Muchísima gente elige la opción de aparentar. Esto implica normalmente comprar una casa que no se pueden permitir, un coche que tampoco se pueden permitir, un montón de gadgets electrónicos, joyería y demás parafernalia que, una vez más, no se pueden permitir. Exteriormente aparentan tener mucho dinero, pero en realidad se están hundiendo en un enorme montón de deuda, apenas capaces de mantener la cabeza por encima del agua.
En este caso, la apariencia de riqueza no es sinónimo de independencia financiera. Al contrario, es sinónimo de una enorme dependencia. La gente que está en esta situación depende de su jefe para mantener su empleo. Depende de minimizar sucesos inesperados de gran calado – ya que pueden ser devastadores. Dependen del crédito, ya que tienen que hacer malabarismos con las deudas.
Eso está muy alejado de la independencia financiera. Pero desde el exterior, tiene buena apariencia.
Este tipo de gente tiene bonitas casas y coches impresionantes sin tener altos ingresos. Parece que lo tienen todo, por lo menos si sólo les echamos un vistazo, pero el estrés es muy alto. Están constantemente en la cuerda floja. Si pierden el empleo o les falla la transmisión del coche es muy probable que todo se derrumbe. Y eso da bastante miedo. La mayor parte del tiempo, estas personas hacen todo lo que está en sus manos para fingir que ese tipo de cosas no les pueden suceder a ellos, pero cuando se van a dormir saben que eso no es cierto – y se preocupan. Mucho.

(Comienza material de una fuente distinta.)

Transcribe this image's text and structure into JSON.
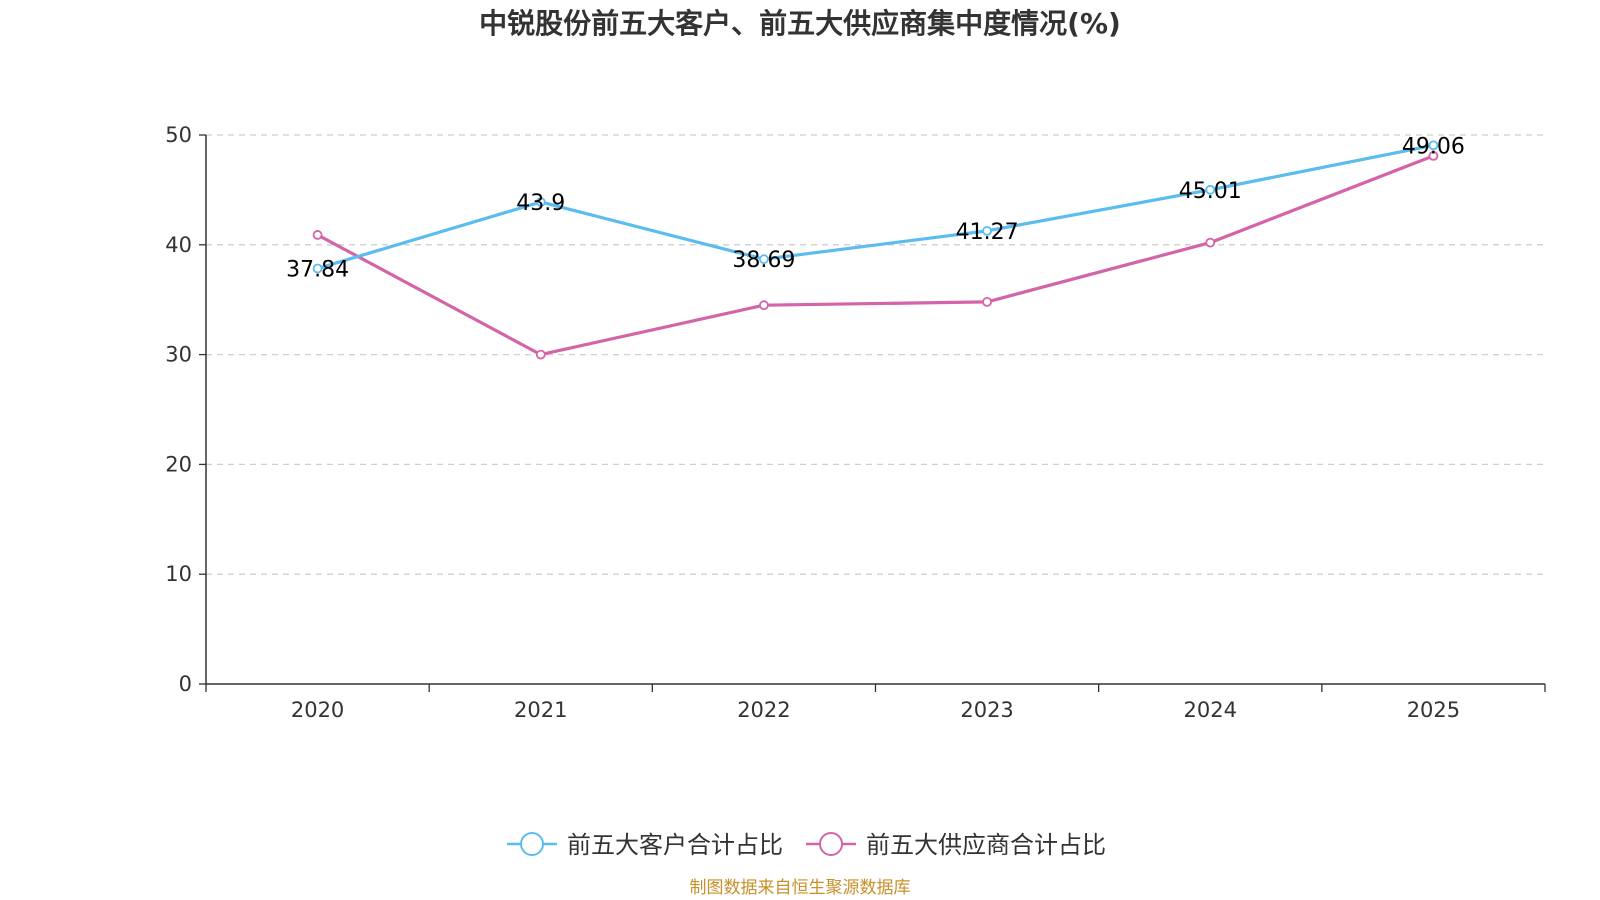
{
  "chart_data": {
    "type": "line",
    "title": "中锐股份前五大客户、前五大供应商集中度情况(%)",
    "categories": [
      "2020",
      "2021",
      "2022",
      "2023",
      "2024",
      "2025"
    ],
    "ylim": [
      0,
      50
    ],
    "yticks": [
      0,
      10,
      20,
      30,
      40,
      50
    ],
    "grid": true,
    "legend_position": "bottom",
    "series": [
      {
        "name": "前五大客户合计占比",
        "color": "#5bbcf0",
        "values": [
          37.84,
          43.9,
          38.69,
          41.27,
          45.01,
          49.06
        ],
        "data_labels": [
          "37.84",
          "43.9",
          "38.69",
          "41.27",
          "45.01",
          "49.06"
        ]
      },
      {
        "name": "前五大供应商合计占比",
        "color": "#d464a8",
        "values": [
          40.9,
          30.0,
          34.5,
          34.8,
          40.2,
          48.1
        ]
      }
    ]
  },
  "source_note": "制图数据来自恒生聚源数据库"
}
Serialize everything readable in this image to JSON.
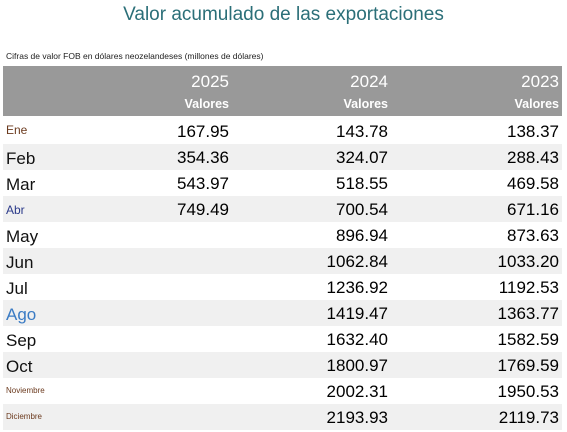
{
  "title": "Valor acumulado de las exportaciones",
  "subtitle": "Cifras de valor FOB en dólares neozelandeses (millones de dólares)",
  "header": {
    "years": [
      "2025",
      "2024",
      "2023"
    ],
    "sub": [
      "Valores",
      "Valores",
      "Valores"
    ]
  },
  "rows": [
    {
      "month": "Ene",
      "v2025": "167.95",
      "v2024": "143.78",
      "v2023": "138.37"
    },
    {
      "month": "Feb",
      "v2025": "354.36",
      "v2024": "324.07",
      "v2023": "288.43"
    },
    {
      "month": "Mar",
      "v2025": "543.97",
      "v2024": "518.55",
      "v2023": "469.58"
    },
    {
      "month": "Abr",
      "v2025": "749.49",
      "v2024": "700.54",
      "v2023": "671.16"
    },
    {
      "month": "May",
      "v2025": "",
      "v2024": "896.94",
      "v2023": "873.63"
    },
    {
      "month": "Jun",
      "v2025": "",
      "v2024": "1062.84",
      "v2023": "1033.20"
    },
    {
      "month": "Jul",
      "v2025": "",
      "v2024": "1236.92",
      "v2023": "1192.53"
    },
    {
      "month": "Ago",
      "v2025": "",
      "v2024": "1419.47",
      "v2023": "1363.77"
    },
    {
      "month": "Sep",
      "v2025": "",
      "v2024": "1632.40",
      "v2023": "1582.59"
    },
    {
      "month": "Oct",
      "v2025": "",
      "v2024": "1800.97",
      "v2023": "1769.59"
    },
    {
      "month": "Noviembre",
      "v2025": "",
      "v2024": "2002.31",
      "v2023": "1950.53"
    },
    {
      "month": "Diciembre",
      "v2025": "",
      "v2024": "2193.93",
      "v2023": "2119.73"
    }
  ]
}
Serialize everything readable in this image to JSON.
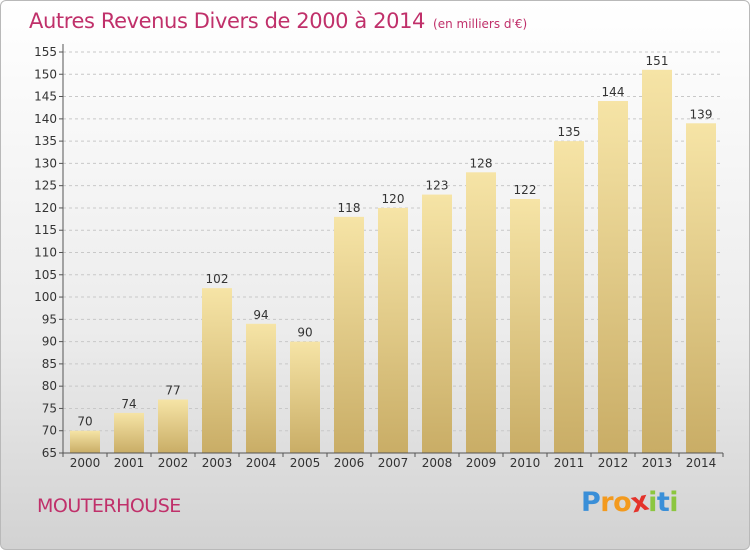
{
  "header": {
    "title": "Autres Revenus Divers de 2000 à 2014",
    "unit": "(en milliers d'€)"
  },
  "footer": {
    "place": "MOUTERHOUSE",
    "logo_letters": [
      "P",
      "r",
      "o",
      "x",
      "i",
      "t",
      "i"
    ]
  },
  "colors": {
    "title": "#c0306a",
    "bar_light": "#f6e4a6",
    "bar_dark": "#c9ad66",
    "axis": "#555555",
    "grid": "#c8c8c8"
  },
  "chart_data": {
    "type": "bar",
    "title": "Autres Revenus Divers de 2000 à 2014",
    "subtitle": "(en milliers d'€)",
    "xlabel": "",
    "ylabel": "",
    "categories": [
      "2000",
      "2001",
      "2002",
      "2003",
      "2004",
      "2005",
      "2006",
      "2007",
      "2008",
      "2009",
      "2010",
      "2011",
      "2012",
      "2013",
      "2014"
    ],
    "values": [
      70,
      74,
      77,
      102,
      94,
      90,
      118,
      120,
      123,
      128,
      122,
      135,
      144,
      151,
      139
    ],
    "ylim": [
      65,
      155
    ],
    "yticks": [
      65,
      70,
      75,
      80,
      85,
      90,
      95,
      100,
      105,
      110,
      115,
      120,
      125,
      130,
      135,
      140,
      145,
      150,
      155
    ],
    "grid": true,
    "legend": "none"
  }
}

Buena parte de este tipo de actitud se centra en la felicidad a corto plazo y en impresionar a los demás – dejando de lado la felicidad a largo plazo y el disfrutar realmente de la vida. Como el hábito no hace al monje, sólo se puede lograr riqueza si se pone algo más en juego que simples elementos superficiales destinados a impresionar a otros.
Puede que sea divertido en un principio, pero al pasar el tiempo se darán cuenta de todas las oportunidades que han perdido en sus vidas.

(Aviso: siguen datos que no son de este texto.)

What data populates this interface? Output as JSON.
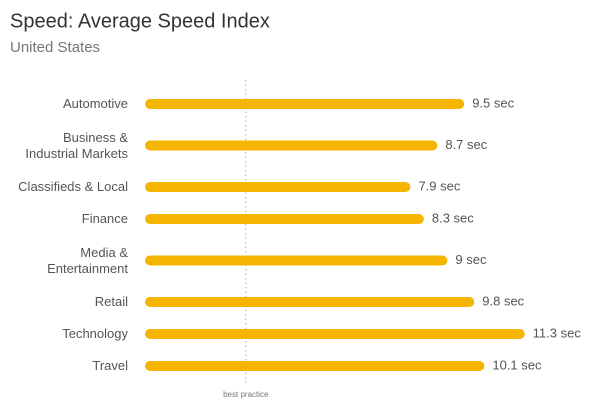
{
  "chart_data": {
    "type": "hbar",
    "title": "Speed: Average Speed Index",
    "subtitle": "United States",
    "categories": [
      "Automotive",
      "Business &\nIndustrial Markets",
      "Classifieds & Local",
      "Finance",
      "Media &\nEntertainment",
      "Retail",
      "Technology",
      "Travel"
    ],
    "values": [
      9.5,
      8.7,
      7.9,
      8.3,
      9,
      9.8,
      11.3,
      10.1
    ],
    "value_labels": [
      "9.5 sec",
      "8.7 sec",
      "7.9 sec",
      "8.3 sec",
      "9 sec",
      "9.8 sec",
      "11.3 sec",
      "10.1 sec"
    ],
    "color": "#f4b400",
    "xlim": [
      0,
      12
    ],
    "annotation": {
      "text": "best practice",
      "value": 3
    }
  }
}
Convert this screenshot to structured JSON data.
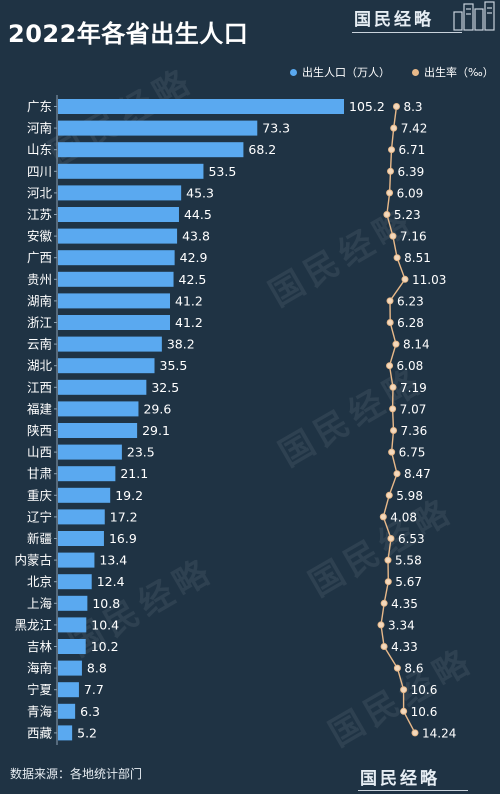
{
  "header": {
    "title": "2022年各省出生人口",
    "brand": "国民经略"
  },
  "legend": {
    "population_label": "出生人口（万人）",
    "rate_label": "出生率（‰）"
  },
  "footer": {
    "source": "数据来源：各地统计部门",
    "brand": "国民经略"
  },
  "watermark": "国民经略",
  "colors": {
    "background": "#1f3344",
    "bar": "#5aa9f0",
    "line": "#e8b98a",
    "point_fill": "#f3d9bd"
  },
  "chart_data": {
    "type": "bar",
    "orientation": "horizontal",
    "title": "2022年各省出生人口",
    "categories": [
      "广东",
      "河南",
      "山东",
      "四川",
      "河北",
      "江苏",
      "安徽",
      "广西",
      "贵州",
      "湖南",
      "浙江",
      "云南",
      "湖北",
      "江西",
      "福建",
      "陕西",
      "山西",
      "甘肃",
      "重庆",
      "辽宁",
      "新疆",
      "内蒙古",
      "北京",
      "上海",
      "黑龙江",
      "吉林",
      "海南",
      "宁夏",
      "青海",
      "西藏"
    ],
    "series": [
      {
        "name": "出生人口（万人）",
        "type": "bar",
        "values": [
          105.2,
          73.3,
          68.2,
          53.5,
          45.3,
          44.5,
          43.8,
          42.9,
          42.5,
          41.2,
          41.2,
          38.2,
          35.5,
          32.5,
          29.6,
          29.1,
          23.5,
          21.1,
          19.2,
          17.2,
          16.9,
          13.4,
          12.4,
          10.8,
          10.4,
          10.2,
          8.8,
          7.7,
          6.3,
          5.2
        ],
        "labels": [
          "105.2",
          "73.3",
          "68.2",
          "53.5",
          "45.3",
          "44.5",
          "43.8",
          "42.9",
          "42.5",
          "41.2",
          "41.2",
          "38.2",
          "35.5",
          "32.5",
          "29.6",
          "29.1",
          "23.5",
          "21.1",
          "19.2",
          "17.2",
          "16.9",
          "13.4",
          "12.4",
          "10.8",
          "10.4",
          "10.2",
          "8.8",
          "7.7",
          "6.3",
          "5.2"
        ]
      },
      {
        "name": "出生率（‰）",
        "type": "line",
        "values": [
          8.3,
          7.42,
          6.71,
          6.39,
          6.09,
          5.23,
          7.16,
          8.51,
          11.03,
          6.23,
          6.28,
          8.14,
          6.08,
          7.19,
          7.07,
          7.36,
          6.75,
          8.47,
          5.98,
          4.08,
          6.53,
          5.58,
          5.67,
          4.35,
          3.34,
          4.33,
          8.6,
          10.6,
          10.6,
          14.24
        ],
        "labels": [
          "8.3",
          "7.42",
          "6.71",
          "6.39",
          "6.09",
          "5.23",
          "7.16",
          "8.51",
          "11.03",
          "6.23",
          "6.28",
          "8.14",
          "6.08",
          "7.19",
          "7.07",
          "7.36",
          "6.75",
          "8.47",
          "5.98",
          "4.08",
          "6.53",
          "5.58",
          "5.67",
          "4.35",
          "3.34",
          "4.33",
          "8.6",
          "10.6",
          "10.6",
          "14.24"
        ]
      }
    ],
    "bar_xlim": [
      0,
      110
    ],
    "rate_xlim": [
      0,
      16
    ],
    "legend_position": "top-right",
    "grid": false
  }
}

Por otra parte, podemos elegir tener dinero. Desde mi perspectiva, tener dinero significa ser todo lo independiente desde el punto de vista financiero que sea posible -que prácticamente ningún acontecimiento puede hacer que tu situación se tambalee – y tener las cosas que más amas.
Sí, esta situación tiene una desventaja con respecto a parecer que tienes dinero: no puedes tener un montón de cosas brillantes cada vez que te apetece comprarlas. Pero tiene un montón de ventajas adicionales.
- No estarás atado a tu trabajo, lo que significa que si odias lo que estás haciendo, puedes dejarlo y encontrar otro. El dinero no va a ser un problema.
- No estarás hasta el cuello de facturas. Y eso se nota mes a mes.
- No tendrás un montón de cosas que necesitan atención y mantenimiento constantes. No tendrás que limpiar una casa enorme. No te tendrás que preocupar de tu carísimo coche (o coches). Por supuesto, si alguna de estas cosas te apasiona, puedes ir tras ellas – pero si en realidad no te preocupan, no hay ninguna necesidad de tenerlas ni de mantenerlas.
- No tendrás “amigos” que te juzguen constantemente por lo que tienes.
Al final, todo se reduce a la misma cuestión: ¿quieres tener dinero o quieres aparentarlo?